The remaining 11 months of the year have all seen positive gains for the top cryptocurrency by market capitalization, based on total averages.

While January winds up the poorest-performing month based on aggregated returns, March is in fact more likely to close at a loss with only 2013 and 2019 closing in the green.

The net average appears to have been inflated by March 2013's increase from $33.53 to $96.15-the 186.78 percent monthly gain being the third-largest on record for Bitcoin.
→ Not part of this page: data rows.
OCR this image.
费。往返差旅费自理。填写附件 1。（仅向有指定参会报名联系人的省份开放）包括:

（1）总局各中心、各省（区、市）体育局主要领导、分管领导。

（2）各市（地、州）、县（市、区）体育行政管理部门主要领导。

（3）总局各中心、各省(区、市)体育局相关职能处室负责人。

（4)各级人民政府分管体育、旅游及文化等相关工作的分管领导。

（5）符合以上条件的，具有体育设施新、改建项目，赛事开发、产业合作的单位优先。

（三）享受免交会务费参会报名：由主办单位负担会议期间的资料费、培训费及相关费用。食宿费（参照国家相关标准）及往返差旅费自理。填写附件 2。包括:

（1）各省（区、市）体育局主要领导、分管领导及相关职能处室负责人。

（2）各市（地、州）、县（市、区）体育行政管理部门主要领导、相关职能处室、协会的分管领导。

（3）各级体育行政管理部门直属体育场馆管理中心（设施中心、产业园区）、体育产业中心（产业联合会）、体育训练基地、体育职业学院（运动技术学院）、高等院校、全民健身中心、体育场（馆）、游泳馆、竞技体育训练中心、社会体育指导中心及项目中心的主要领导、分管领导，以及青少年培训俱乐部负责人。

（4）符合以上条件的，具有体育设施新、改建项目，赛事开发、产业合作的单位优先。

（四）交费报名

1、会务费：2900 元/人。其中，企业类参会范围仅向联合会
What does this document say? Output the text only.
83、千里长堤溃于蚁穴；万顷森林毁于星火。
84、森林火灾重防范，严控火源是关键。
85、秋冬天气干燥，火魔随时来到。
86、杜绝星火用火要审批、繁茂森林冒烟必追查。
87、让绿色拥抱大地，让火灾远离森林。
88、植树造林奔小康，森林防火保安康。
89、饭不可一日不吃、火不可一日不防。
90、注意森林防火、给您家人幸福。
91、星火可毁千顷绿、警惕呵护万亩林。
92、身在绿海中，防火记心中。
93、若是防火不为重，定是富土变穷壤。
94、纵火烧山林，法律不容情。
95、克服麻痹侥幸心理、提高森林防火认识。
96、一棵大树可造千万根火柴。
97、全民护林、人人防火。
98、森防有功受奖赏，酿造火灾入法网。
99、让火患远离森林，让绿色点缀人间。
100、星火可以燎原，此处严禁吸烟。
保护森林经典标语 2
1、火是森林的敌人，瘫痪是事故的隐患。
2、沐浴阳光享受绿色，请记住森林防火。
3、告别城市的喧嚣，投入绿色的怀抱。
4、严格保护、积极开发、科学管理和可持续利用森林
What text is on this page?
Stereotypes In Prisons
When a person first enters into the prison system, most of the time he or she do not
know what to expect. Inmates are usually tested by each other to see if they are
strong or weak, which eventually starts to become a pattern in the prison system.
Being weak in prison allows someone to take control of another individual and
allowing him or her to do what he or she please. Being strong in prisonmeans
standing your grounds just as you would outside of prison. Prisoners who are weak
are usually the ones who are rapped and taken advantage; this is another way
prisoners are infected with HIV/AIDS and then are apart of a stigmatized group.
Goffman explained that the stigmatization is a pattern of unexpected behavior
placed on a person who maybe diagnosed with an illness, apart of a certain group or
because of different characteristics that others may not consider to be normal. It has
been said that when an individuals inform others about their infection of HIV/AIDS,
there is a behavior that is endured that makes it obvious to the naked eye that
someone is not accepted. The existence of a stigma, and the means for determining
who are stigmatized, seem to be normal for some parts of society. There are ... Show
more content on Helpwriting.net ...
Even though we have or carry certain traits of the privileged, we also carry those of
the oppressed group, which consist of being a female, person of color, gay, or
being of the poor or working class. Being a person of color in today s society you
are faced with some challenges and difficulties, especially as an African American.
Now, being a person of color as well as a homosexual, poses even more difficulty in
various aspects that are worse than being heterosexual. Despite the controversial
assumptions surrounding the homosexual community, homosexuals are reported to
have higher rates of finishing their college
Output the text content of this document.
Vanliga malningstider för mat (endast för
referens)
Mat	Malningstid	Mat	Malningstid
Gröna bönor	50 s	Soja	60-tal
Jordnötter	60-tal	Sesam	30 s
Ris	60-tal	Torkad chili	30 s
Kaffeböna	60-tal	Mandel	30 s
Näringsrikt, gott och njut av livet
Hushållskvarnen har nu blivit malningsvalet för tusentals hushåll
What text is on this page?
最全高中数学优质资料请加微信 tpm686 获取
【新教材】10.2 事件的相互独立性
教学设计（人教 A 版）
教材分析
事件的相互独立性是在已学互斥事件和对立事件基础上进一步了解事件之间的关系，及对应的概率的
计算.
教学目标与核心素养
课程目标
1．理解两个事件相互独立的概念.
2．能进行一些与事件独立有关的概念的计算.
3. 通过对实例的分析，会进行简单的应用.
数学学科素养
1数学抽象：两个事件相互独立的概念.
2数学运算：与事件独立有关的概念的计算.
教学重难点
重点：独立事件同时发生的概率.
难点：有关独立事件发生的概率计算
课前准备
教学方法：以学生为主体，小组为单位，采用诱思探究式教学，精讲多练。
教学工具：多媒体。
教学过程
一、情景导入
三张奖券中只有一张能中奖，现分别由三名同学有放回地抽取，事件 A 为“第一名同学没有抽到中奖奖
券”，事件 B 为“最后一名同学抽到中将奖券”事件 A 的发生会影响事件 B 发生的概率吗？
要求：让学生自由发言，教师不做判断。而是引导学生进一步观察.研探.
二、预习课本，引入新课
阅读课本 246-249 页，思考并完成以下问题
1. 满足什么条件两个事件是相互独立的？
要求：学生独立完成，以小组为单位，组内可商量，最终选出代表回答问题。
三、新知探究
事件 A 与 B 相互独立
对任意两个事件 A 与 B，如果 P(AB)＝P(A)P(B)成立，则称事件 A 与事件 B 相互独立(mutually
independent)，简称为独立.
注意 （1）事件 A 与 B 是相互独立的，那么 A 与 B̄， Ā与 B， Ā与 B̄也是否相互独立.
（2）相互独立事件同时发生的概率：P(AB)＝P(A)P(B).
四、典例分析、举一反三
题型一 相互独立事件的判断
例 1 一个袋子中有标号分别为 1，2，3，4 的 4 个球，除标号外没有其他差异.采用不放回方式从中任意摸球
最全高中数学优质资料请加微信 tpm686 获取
Aside from November 2018's dramatic 37.01 percent decline, the month has posted positive gains every year since 2012 and has by far been the best-performing with a median 75.58 percent increase.

Despite Bitcoin's supposed non-correlation with the stock market, the coin would appear to be forming seasonal tendencies-the propensity for an asset to undergo predicted changes in price at a certain time of year.

The "January effect" is the well-formed hypothesis that stocks tend to rally in the first month of the year.

Bitcoin's apparent reverse-January effect would give the impression that the largest cryptocurrency by market capitalization and daily trading volume is in fact negatively-correlated with stocks.

It must be said that seasonality is an emerging field of research within Bitcoin's limited data set with less than a decade of comprehensible price-action available compared to more established asset classes.